Pohonnya rindang dan memberikan keteduhan. Ketika besar, tingginya dapat mencapai 25 meter dan diameter batang hingga 40 sentimeter. Batangnya tidak berbanir dan tumbuh tegak lurus. Terhitung dari muka tanah hingga tiga meter ke atas, tidak ada percabangan.
Ciri khas pohon jengkol juga dapat dilihat dari warna daun yang berwarna merah ungu. Dan, “sewaktu berbunga, pohon itu terlihat semakin cantik. Karena rindang, jengkol juga cocok sebagai tanaman peneduh tepi jalan,” kata Dr Ismayadi Samsoedin, ahli tanaman dan hutan kota dari Badan Penelitian Pengembangan Kehutanan, Kementrian Kehutanan.
Jengkol adalah tanaman asli Indonesia yang juga menyebar ke negara di wilayah ASEAN, seperti Malaysia, Thailand, Laos, Burma, dan Filipina. Tanaman ini tumbuh di wilayah dataran rendah hingga ketinggian 1.000 meter pada berbagai tipe tanah.
Menurut Ismayadi, jengkol yang masih satu keluarga dengan sengon (yang terkenal sebagai tanaman kayu yang baik) termasuk tanaman dengan pertumbuhan yang cepat.

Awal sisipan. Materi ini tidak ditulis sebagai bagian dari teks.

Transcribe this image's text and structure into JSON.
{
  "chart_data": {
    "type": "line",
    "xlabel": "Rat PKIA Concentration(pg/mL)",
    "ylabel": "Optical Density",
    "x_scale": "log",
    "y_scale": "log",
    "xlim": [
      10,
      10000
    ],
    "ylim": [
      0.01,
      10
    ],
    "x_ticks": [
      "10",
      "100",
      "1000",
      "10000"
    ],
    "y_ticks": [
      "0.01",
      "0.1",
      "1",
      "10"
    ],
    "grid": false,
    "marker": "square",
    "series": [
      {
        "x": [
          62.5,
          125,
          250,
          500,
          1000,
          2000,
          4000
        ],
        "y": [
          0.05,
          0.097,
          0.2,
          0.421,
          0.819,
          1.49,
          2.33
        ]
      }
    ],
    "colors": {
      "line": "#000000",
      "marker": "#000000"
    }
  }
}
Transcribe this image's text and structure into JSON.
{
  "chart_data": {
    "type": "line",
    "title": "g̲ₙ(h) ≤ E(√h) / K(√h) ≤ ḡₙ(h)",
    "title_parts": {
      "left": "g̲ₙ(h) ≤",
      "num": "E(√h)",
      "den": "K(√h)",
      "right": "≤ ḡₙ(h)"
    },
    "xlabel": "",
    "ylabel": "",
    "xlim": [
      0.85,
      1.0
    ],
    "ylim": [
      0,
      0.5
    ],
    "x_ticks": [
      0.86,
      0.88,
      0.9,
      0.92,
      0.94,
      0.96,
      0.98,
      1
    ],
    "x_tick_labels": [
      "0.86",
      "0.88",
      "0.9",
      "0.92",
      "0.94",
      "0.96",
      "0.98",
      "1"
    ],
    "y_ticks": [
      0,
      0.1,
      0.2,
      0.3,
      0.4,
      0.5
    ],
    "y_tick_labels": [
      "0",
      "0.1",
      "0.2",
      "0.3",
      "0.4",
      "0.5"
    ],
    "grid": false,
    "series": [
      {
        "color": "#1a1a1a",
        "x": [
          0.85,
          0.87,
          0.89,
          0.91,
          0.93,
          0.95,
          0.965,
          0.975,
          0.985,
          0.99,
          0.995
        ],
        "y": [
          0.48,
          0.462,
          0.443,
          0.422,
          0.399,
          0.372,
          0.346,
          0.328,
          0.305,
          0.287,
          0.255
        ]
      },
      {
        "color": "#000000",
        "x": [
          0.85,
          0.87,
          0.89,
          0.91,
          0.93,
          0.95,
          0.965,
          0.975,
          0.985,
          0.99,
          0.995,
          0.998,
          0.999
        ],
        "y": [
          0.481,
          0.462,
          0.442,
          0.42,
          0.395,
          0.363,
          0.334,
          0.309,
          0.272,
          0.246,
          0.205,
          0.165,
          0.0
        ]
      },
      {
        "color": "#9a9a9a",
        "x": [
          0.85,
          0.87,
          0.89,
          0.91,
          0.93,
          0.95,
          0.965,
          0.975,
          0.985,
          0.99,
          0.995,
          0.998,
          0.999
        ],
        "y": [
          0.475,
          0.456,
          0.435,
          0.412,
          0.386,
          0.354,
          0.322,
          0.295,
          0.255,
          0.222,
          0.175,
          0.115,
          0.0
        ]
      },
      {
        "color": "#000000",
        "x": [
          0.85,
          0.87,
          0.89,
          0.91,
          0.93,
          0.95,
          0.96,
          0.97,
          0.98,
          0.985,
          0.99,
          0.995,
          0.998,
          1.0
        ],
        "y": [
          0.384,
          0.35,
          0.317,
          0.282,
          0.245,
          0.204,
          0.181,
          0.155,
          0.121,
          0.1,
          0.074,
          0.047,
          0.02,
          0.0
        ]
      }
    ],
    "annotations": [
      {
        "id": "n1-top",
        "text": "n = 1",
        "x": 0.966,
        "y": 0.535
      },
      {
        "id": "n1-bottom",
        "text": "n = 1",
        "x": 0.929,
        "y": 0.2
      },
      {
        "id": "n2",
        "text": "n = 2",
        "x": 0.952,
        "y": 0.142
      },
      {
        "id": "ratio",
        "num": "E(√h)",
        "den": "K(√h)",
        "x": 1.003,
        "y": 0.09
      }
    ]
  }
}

Dalam satu tahun, tumbuhan asli Indonesia ini dapat tiga kali berbunga yang kemudian menjadi buah.
“Selain itu, kawan-kawan dari LIPI (Lembaga Ilmu Pengetahuan Indonesia) bilang khasiat jengkol ini begitu banyak. Dan sekarang diminati orang,” tambah Ismayadi. Jengkol sudah banyak diketahui memiliki beragam khasiat yang baik untuk kesehatan kita. Buah jengkol mengandung unsur Kalium yang tinggi dan berguna dalam menjaga fungsi jantung. Daunnya dapat digunakan untuk obat diabetes setelah direbus dengan air dan kemudian diminum.
Bagi sebagian masyarakat yang bermukim di wilayah barat Tanah Jawa, jering—begitu tanaman ini disebut warga—jengkol menjadi “kawan nasi” yang mengundang terbitnya liur.
“Jengkol masih muda sekali paling enak dilalap. Kira-kira umur dua bulan lah. Buahnya dikupas dan diambil dalamnya. Buah itu dicolek dengan sambal terasi yang dicampur dengan ikan teri. Sedap betul itu,” Ismayadi menjelaskan kebiasaan warga saat menikmati jengkol sembari terkekeh.
Jengkol yang beredar di pasar-pasar tradisional sebetulnya sudah berumur tua. “Namanya, sepi,” kata Ismayadi. Setelah menjadi buah dan berusia tiga bulan di pohon, jengkol kemudian di panen. Buah yang sudah dikupas disimpan dalam tanah selama dua minggu. Ketika buah sudah akan menjadi kecambah, jengkol itu diambil dan dijual di pasar. “Buah jengkol inilah yang dijadikan semur di dalam rumah makan Padang,” ujar penulis buku bertajuk “Hutan Kota dan Keanekaragaman Jenis Pohon di Jabodetabek.” (bersama Tarsoen Waryono).
Jengkol juga sudah dikenal sejak masa penjejahan Belanda. Penjajah Belanda sudah mengetahui keberadaan tamanan yang menghasilkan buah sebagai bahan dasar masakan. Namun, “mereka tidak menyukai baunya,” ujar Ismayadi, tertawa.